If you can sort the stopwords list then you can even use BinarySearch here:

stopWords.Sort();
ArrayList newTotalWords = new ArrayList(totalWords.Count);
for(int i = 0; i < totalWords.Count ; i++)
{
if (stopWords.BinarySearch(totalWords[i]) < 0)
{
newTotalWords.Add(totalWords[i]);
}
}

Rizwan Rathore

Thanks alot sir, its working really fine even better than my expectations i ve used the 2nd option of sorting the stopwords list and then applying binary search over it..... Sir now i have another similar sort of problem....after removing the stopwords i hve to make an inverted index of the remaining words i.e to keep the record that how documents contain a certain word and how many times this word occurs in that particular file.......i ve done that but again the time is the major problem it takes lots of time i m wrting the code down wich i m using to do this..... temp is to keep the record of the current document number wIndex keeps the record of the objects of Teminology class each object of this class keeps track of all the info about a certain term.

for(int i = 0; i < wordList.Count; i++)
{
//the control will come here when all the words of doc are compared
if (wordList[i].ToString().Equals(EOF))
{
temp++;
continue;
}
word[wIndex] = new Terminology();
word[wIndex].term = wordList[i].ToString();
termCount = 1;
cDocNo = temp;
jtemp = 0;
for(int j = i+1; j < wordList.Count; j++)
{
//control will come here when a term is compared with all
//the words of a document
if(i == j)
continue;

	if(cDocNo >= 1 && jtemp == 0 && temp >=1 )
	{
		jtemp++;
		for(int k = 0; k< cDocNo;k++)
		{
                            //saving the term and document frequency of the word.(i.e in how many documents it occurs and how many times in each doc)

			word\[wIndex\].tf.Add(0);
			word\[wIndex\].docID.Add(k+1);
		}
	}

//EOF of end of file marker wich tells when the words of a certain doc have ended.

            if(wordList\[j\].ToString().Equals(EOF))
	{

//as a certain document has ended so incrementing in current doc number

		cDocNo++;
		word\[wIndex\].tf.Add(termCount);
		word\[wIndex\].docID.Add(cDocNo);

//now incrementing the term freq if it is greater than zero

		if(termCount >= 1)
		{										//storing word frequency
			word\[wIndex\].df++;
			docCount++;
			termCount = 0;
		}
						
		continue; 
	}
		
	//checking the repetition of terms
	if(wordList\[i\].Equals(wordList\[j\]))
	{			
		wordList.RemoveAt(j);
		termCount++;
		j--;
	}
				
}
wIndex++;

}

any suggestions to improve the efficiency of this code will b welcomed looking forward for help Regards, -- modified at 10:34 Thursday 18th May, 2006

Robert Rohde

Could you please correct your post. There seems to be some errors in it like:

for(int j = i+1;j

I could guess what should be there but its easier if you repost.

Rizwan Rathore

i ve modified the code plzz check it

Robert Rohde

To be honest I have not fully understood your code (and I currently do not have the time to invest into this).
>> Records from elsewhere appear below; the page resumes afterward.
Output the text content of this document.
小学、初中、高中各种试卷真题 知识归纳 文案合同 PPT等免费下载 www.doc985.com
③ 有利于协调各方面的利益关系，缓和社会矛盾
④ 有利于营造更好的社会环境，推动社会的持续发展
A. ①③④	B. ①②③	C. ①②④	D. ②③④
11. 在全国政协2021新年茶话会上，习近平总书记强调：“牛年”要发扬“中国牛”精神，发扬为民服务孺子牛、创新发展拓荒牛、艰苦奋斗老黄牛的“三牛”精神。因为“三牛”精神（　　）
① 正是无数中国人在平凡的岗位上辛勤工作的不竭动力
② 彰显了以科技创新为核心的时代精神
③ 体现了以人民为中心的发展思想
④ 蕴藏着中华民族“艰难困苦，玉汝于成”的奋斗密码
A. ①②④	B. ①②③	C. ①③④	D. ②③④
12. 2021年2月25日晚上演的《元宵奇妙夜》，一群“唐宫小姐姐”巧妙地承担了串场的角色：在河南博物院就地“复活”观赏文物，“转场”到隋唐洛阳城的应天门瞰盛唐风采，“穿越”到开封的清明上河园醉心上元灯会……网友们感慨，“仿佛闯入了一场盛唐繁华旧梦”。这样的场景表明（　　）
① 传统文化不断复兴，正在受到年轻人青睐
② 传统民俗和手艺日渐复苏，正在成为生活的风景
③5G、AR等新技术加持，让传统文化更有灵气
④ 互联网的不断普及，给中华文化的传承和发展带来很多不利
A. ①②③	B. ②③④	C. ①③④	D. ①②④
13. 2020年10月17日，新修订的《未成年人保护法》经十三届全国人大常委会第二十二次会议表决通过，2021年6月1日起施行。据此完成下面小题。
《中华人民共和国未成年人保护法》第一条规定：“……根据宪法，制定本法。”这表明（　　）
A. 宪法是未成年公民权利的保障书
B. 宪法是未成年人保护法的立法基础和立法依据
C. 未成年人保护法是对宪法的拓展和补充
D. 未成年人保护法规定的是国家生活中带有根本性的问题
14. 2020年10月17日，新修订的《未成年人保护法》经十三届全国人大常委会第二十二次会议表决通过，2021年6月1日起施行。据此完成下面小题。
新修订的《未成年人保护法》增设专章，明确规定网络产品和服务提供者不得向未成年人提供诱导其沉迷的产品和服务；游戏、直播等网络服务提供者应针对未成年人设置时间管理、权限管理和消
First of all you should check if it is really doing what you are expecting (probably with some small sample data). The only thing I can advice you is to avoid using RemoveAt on the wordList. For your understanding: If you remove the first element in an ArrayList it will copy all other elements internally (which in this case means copying 9999 words). Also you have again the problem not being able to use BinarySearch. You could try to reorganzie your data. Instead of having one big list you could have separate lists for each document. You could then sort each of those without losing the reference to their respective documents and do some BinarySearches. I probably have some time later on. As performance tuning is fun for me you could send me the complete code by mail (along with some sample data).